Dos pasos a la derecha. Sé que estás cansado, en breve te quitarás los anteojos y te pasarás la palma por la cara, el momento ciego en el que pararás tu leve movimiento y me darás el espacio, al fin. No hay viento, o mejor dicho, hay un leve viento que casi no se nota. Casi no hay luz, hace frío, unos doce grados Celsius. Mis manos ya no tiemblan, estoy decidida luego tan larga cesión. Mi ojo izquierdo es preciso. En dos segundos te quitarás los anteojos. Y ya, estás muerto.


El bar en el centro de la ciudad fantasma se convirtió en la tumba del hombre cuando al fin se quitó los anteojos y se pasó la palma por la cara. A cincuenta metros de distancia, ubicada en el quinto piso de lo que era un hotel, una chica dejaba de respirar para que su cuerpo se mantuviera inerte, y el dedo índice jaló el gatillo y una bala salió disparada. Una bala que atravesó el pequeño hueco de la ventana de la habitación, viajó hasta estallar el vidrio alto del café y perforó la cabeza de Hal desde la nuca, saliéndole por la garganta.

Objetivo aniquilado. El disparo había hecho un ruido estrepitoso que alertó a todo cercano ser vivo.

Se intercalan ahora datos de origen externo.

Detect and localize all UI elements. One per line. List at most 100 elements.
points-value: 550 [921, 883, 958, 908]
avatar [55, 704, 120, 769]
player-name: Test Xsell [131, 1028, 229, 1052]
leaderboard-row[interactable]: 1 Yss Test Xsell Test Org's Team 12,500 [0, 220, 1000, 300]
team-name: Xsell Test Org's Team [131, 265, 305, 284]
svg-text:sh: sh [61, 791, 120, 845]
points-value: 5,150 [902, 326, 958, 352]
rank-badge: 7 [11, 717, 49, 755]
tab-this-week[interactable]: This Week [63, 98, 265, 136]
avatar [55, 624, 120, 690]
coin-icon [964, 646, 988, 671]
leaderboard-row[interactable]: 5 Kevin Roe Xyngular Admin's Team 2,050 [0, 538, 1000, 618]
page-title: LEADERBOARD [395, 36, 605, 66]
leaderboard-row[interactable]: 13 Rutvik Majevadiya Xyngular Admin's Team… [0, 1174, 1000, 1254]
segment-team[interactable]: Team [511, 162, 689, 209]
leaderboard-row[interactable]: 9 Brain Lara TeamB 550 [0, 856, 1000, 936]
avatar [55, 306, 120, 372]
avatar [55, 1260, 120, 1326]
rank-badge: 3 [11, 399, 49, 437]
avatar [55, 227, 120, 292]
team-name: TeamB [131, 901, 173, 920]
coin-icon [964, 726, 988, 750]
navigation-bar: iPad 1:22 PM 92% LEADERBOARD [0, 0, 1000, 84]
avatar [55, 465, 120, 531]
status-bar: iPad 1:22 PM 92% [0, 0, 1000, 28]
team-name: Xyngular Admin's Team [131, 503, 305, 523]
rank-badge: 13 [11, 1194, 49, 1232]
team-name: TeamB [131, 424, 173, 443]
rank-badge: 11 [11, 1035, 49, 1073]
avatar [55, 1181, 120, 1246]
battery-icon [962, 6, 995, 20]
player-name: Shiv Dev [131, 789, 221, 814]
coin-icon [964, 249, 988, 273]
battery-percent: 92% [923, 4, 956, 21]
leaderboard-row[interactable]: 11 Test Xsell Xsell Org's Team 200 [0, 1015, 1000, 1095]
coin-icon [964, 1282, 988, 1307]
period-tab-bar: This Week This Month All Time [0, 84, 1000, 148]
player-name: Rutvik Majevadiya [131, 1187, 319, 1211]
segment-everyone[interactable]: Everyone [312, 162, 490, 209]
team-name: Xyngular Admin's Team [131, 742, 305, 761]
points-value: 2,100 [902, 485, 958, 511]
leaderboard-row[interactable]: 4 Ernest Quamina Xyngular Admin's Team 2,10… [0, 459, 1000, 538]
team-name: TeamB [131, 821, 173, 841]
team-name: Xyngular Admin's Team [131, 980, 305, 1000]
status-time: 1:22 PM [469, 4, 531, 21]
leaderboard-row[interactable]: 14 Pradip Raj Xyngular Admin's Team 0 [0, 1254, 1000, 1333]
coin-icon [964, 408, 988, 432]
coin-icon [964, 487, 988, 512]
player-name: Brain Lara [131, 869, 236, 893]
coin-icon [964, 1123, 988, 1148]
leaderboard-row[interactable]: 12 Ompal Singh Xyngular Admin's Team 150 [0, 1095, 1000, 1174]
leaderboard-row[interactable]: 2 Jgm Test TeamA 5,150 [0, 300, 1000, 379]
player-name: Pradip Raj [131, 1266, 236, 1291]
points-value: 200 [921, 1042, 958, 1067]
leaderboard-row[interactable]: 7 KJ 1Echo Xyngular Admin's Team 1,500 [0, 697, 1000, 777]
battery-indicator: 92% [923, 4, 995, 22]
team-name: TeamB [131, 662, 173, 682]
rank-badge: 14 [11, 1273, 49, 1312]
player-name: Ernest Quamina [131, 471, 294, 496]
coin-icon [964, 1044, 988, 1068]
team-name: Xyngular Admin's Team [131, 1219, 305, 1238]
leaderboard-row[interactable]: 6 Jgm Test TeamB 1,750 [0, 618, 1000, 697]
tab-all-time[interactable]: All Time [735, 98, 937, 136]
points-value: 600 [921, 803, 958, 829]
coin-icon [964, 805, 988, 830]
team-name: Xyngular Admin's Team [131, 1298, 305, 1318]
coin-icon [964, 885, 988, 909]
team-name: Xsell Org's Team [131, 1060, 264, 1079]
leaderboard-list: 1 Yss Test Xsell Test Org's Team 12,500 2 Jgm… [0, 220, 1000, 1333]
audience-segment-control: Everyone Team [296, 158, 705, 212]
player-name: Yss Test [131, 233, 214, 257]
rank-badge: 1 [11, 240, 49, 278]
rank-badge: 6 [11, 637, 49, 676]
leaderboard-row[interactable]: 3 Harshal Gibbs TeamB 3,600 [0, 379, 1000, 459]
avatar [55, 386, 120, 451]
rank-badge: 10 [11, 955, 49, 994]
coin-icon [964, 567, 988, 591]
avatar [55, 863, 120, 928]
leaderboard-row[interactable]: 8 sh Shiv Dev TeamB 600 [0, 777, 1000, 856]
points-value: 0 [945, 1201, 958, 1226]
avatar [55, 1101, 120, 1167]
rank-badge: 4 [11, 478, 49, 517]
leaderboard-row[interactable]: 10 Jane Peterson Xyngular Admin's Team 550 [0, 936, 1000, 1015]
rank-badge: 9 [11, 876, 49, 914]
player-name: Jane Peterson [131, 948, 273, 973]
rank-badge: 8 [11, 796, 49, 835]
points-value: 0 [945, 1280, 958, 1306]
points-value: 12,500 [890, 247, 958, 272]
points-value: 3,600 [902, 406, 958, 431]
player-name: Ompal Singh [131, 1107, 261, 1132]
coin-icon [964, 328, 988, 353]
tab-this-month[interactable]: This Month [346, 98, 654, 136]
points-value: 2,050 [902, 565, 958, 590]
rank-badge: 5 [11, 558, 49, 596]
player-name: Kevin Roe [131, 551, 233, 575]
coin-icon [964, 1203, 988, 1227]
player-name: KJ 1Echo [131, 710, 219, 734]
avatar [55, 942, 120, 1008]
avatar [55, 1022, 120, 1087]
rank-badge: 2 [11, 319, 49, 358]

La francotiradora se puso de pie inmediatamente, juntó todas las cosas que tenía a su alrededor a gran velocidad. Se movía con precisión, no era la primera vez que lo hacía. Mientras su ojo izquierdo perdía el color violeta para volver a ser negro puro, como era normalmente; ella apresuraba sus acciones. Una mochila al hombro derecho, una larga capa, otras armas que cargó con manos y brazos, y su preciado fusil colgando del hombro izquierdo mediante una correa que acababa de ponerle.

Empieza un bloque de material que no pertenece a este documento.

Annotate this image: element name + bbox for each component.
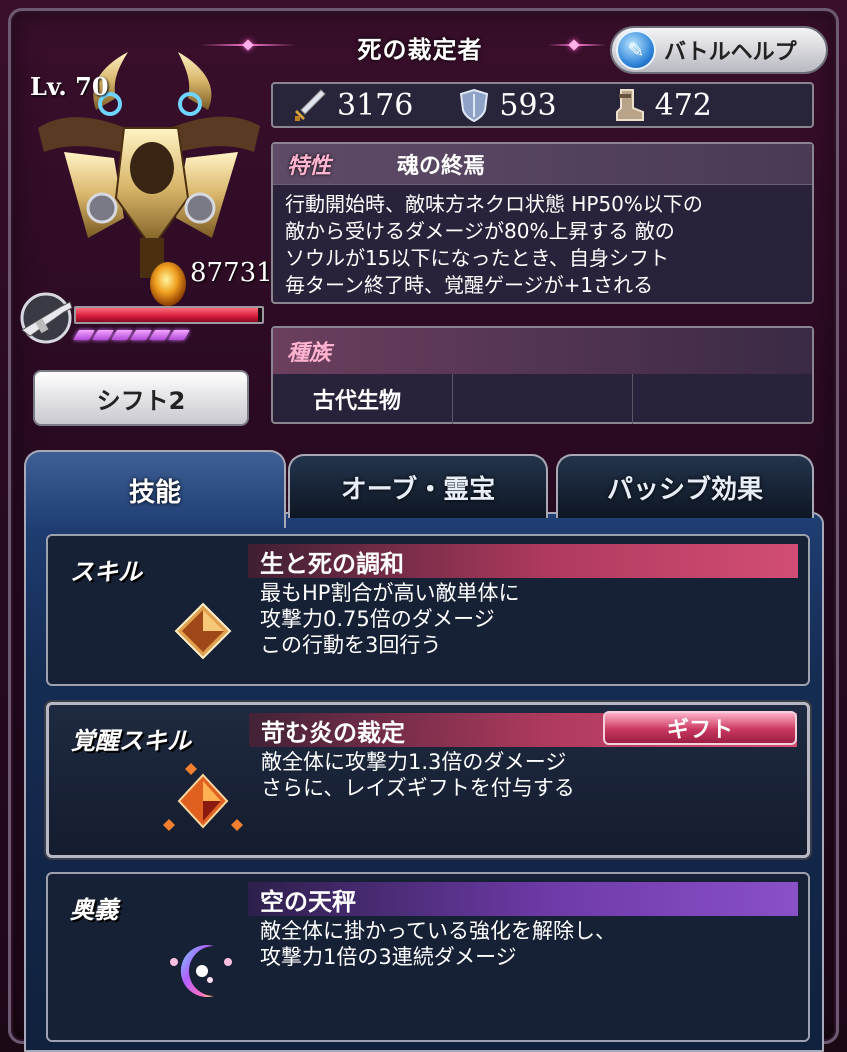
- soul-gauge: [73, 330, 190, 340]
- tab-skills[interactable]: 技能: [24, 450, 286, 528]
- trait-panel: 特性 魂の終焉 行動開始時、敵味方ネクロ状態 HP50%以下の 敵から受けるダメ…: [271, 142, 814, 304]
- skill-line: この行動を3回行う: [260, 633, 442, 657]
- trait-name: 魂の終焉: [397, 154, 486, 179]
- awaken-skill-type-label: 覚醒スキル: [71, 727, 191, 755]
- ultimate-skill-card[interactable]: 奥義 空の天秤 敵全体に掛かっている強化を解除し、 攻撃力1倍の3連続ダメージ: [46, 872, 810, 1042]
- race-label: 種族: [287, 341, 332, 366]
- race-cells: 古代生物: [273, 374, 812, 424]
- skill-name: 生と死の調和: [248, 544, 798, 578]
- help-book-icon: ✎: [616, 30, 656, 70]
- speed-stat: 472: [613, 88, 712, 123]
- defense-stat: 593: [459, 87, 557, 123]
- ultimate-line: 攻撃力1倍の3連続ダメージ: [260, 945, 517, 969]
- race-cell: 古代生物: [273, 374, 453, 424]
- crescent-orb-icon: [170, 945, 232, 997]
- speed-value: 472: [654, 87, 712, 123]
- unit-level: Lv. 70: [30, 72, 109, 101]
- ultimate-skill-name: 空の天秤: [248, 882, 798, 916]
- race-header: 種族: [273, 328, 812, 374]
- tab-passive-effects[interactable]: パッシブ効果: [556, 454, 814, 518]
- race-panel: 種族 古代生物: [271, 326, 814, 424]
- trait-line: ソウルが15以下になったとき、自身シフト: [285, 246, 670, 270]
- gun-weapon-icon: [20, 292, 73, 344]
- race-cell: [453, 374, 633, 424]
- trait-line: 行動開始時、敵味方ネクロ状態 HP50%以下の: [285, 192, 703, 216]
- boot-icon: [615, 89, 644, 121]
- ultimate-description: 敵全体に掛かっている強化を解除し、 攻撃力1倍の3連続ダメージ: [260, 918, 616, 970]
- trait-line: 敵から受けるダメージが80%上昇する 敵の: [285, 219, 675, 243]
- race-cell: [633, 374, 812, 424]
- attack-value: 3176: [337, 87, 414, 123]
- awaken-skill-line: さらに、レイズギフトを付与する: [261, 776, 575, 800]
- skill-card[interactable]: スキル 生と死の調和 最もHP割合が高い敵単体に 攻撃力0.75倍のダメージ こ…: [46, 534, 810, 686]
- skill-description: 最もHP割合が高い敵単体に 攻撃力0.75倍のダメージ この行動を3回行う: [260, 580, 519, 658]
- soul-gauge-pip: [168, 330, 190, 340]
- awaken-skill-description: 敵全体に攻撃力1.3倍のダメージ さらに、レイズギフトを付与する: [261, 749, 575, 801]
- tab-orbs-treasures[interactable]: オーブ・霊宝: [288, 454, 548, 518]
- skill-line: 攻撃力0.75倍のダメージ: [260, 607, 495, 631]
- trait-line: 毎ターン終了時、覚醒ゲージが+1される: [285, 273, 654, 297]
- trait-description: 行動開始時、敵味方ネクロ状態 HP50%以下の 敵から受けるダメージが80%上昇…: [273, 185, 812, 299]
- skill-tabs-area: 技能 オーブ・霊宝 パッシブ効果 スキル 生と死の調和 最もHP割合が高い敵単体…: [14, 450, 834, 1052]
- stats-panel: 3176 593 472: [271, 82, 814, 128]
- awaken-skill-line: 敵全体に攻撃力1.3倍のダメージ: [261, 750, 567, 774]
- gift-badge: ギフト: [603, 711, 797, 745]
- hp-value: 87731: [190, 258, 273, 288]
- ultimate-type-label: 奥義: [70, 896, 118, 924]
- awaken-skill-card[interactable]: 覚醒スキル 苛む炎の裁定 ギフト 敵全体に攻撃力1.3倍のダメージ さらに、レイ…: [46, 702, 810, 858]
- orange-crystal-icon: [174, 602, 232, 660]
- unit-name-title: 死の裁定者: [357, 36, 483, 64]
- battle-help-button[interactable]: ✎ バトルヘルプ: [610, 26, 828, 74]
- shield-icon: [460, 88, 489, 122]
- sword-icon: [295, 89, 326, 121]
- skill-type-label: スキル: [70, 558, 142, 586]
- attack-stat: 3176: [293, 88, 413, 123]
- skill-line: 最もHP割合が高い敵単体に: [260, 581, 520, 605]
- hp-bar: [74, 306, 264, 324]
- hp-bar-fill: [76, 308, 259, 322]
- defense-value: 593: [499, 87, 557, 123]
- header-ornament-right: [548, 38, 608, 52]
- shift-button[interactable]: シフト2: [33, 370, 249, 426]
- trait-header: 特性 魂の終焉: [273, 144, 812, 185]
- trait-label: 特性: [287, 154, 332, 179]
- ultimate-line: 敵全体に掛かっている強化を解除し、: [260, 919, 616, 943]
- fire-crystal-icon: [163, 763, 243, 831]
- battle-help-label: バトルヘルプ: [664, 40, 797, 65]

Anteriormente había limpiado el camino, ahora sólo debía seguirlo. Caminó fuera de la habitación, avanzó por el pasillo, ascendió por la escalera hasta el último piso llegando a la terraza. Sin dudar, arrojó sus cosas al edificio contiguo, salvo a su fusil porque siempre estaban juntos. Respiró profundo, tomó carrera y saltó.

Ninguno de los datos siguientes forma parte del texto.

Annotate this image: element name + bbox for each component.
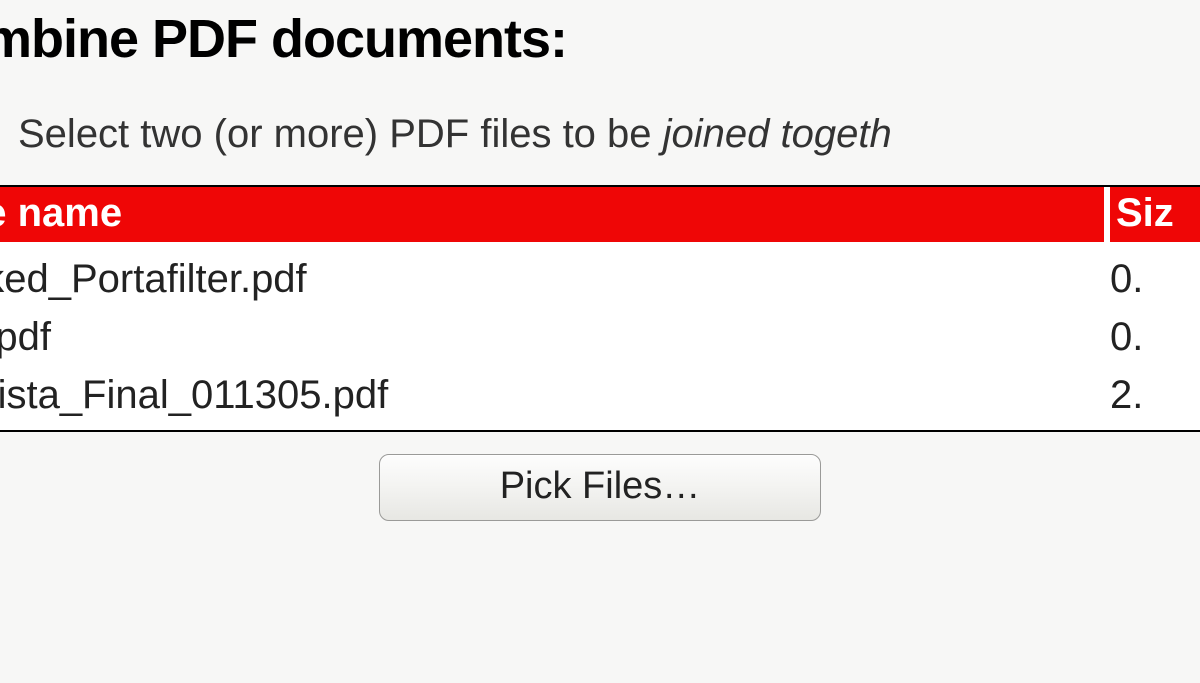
cell-size: 2.	[1104, 366, 1200, 424]
column-header-size[interactable]: Siz	[1110, 187, 1200, 242]
table-header: ile name Siz	[0, 187, 1200, 242]
table-body: aked_Portafilter.pdf 0. e.pdf 0. arista_…	[0, 242, 1200, 430]
cell-filename: arista_Final_011305.pdf	[0, 366, 1104, 424]
button-row: Pick Files…	[0, 454, 1200, 521]
page-title: ombine PDF documents:	[0, 8, 1200, 70]
table-row[interactable]: aked_Portafilter.pdf 0.	[0, 250, 1200, 308]
file-table: ile name Siz aked_Portafilter.pdf 0. e.p…	[0, 185, 1200, 432]
pick-files-button[interactable]: Pick Files…	[379, 454, 822, 521]
column-header-filename[interactable]: ile name	[0, 187, 1104, 242]
cell-size: 0.	[1104, 308, 1200, 366]
cell-size: 0.	[1104, 250, 1200, 308]
cell-filename: e.pdf	[0, 308, 1104, 366]
instruction-prefix: Select two (or more) PDF files to be	[18, 112, 663, 156]
table-row[interactable]: e.pdf 0.	[0, 308, 1200, 366]
cell-filename: aked_Portafilter.pdf	[0, 250, 1104, 308]
instruction-text: Select two (or more) PDF files to be joi…	[18, 112, 1200, 157]
instruction-italic: joined togeth	[663, 112, 892, 156]
table-row[interactable]: arista_Final_011305.pdf 2.	[0, 366, 1200, 424]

No había tiempo de alegrarse por el salto efectivo, recogió sus objetos, continuó apresurada, descendió por las escaleras. Estaba en un edificio que había pertenecido a alguna empresa telefónica. Llegó a una oficina totalmente cubierta por telas para que no pudiera verse su interior. Entró, cerró la puerta, la bloqueó con un mueble de madera. Se dejó caer totalmente y exhaló. Estaba en su zona segura. No importaba el ruido y desastre que pudieran hacer las criaturas del exterior.


Sinopsis.

Diez objetivos, diez personas que deben morir. Sayia es el nombre que una muchacha adoptó para tomar venganza. Estamos en un mundo distópico donde existen criaturas extrañas aún más peligrosas que los humanos que han llevado la civilización al ocaso.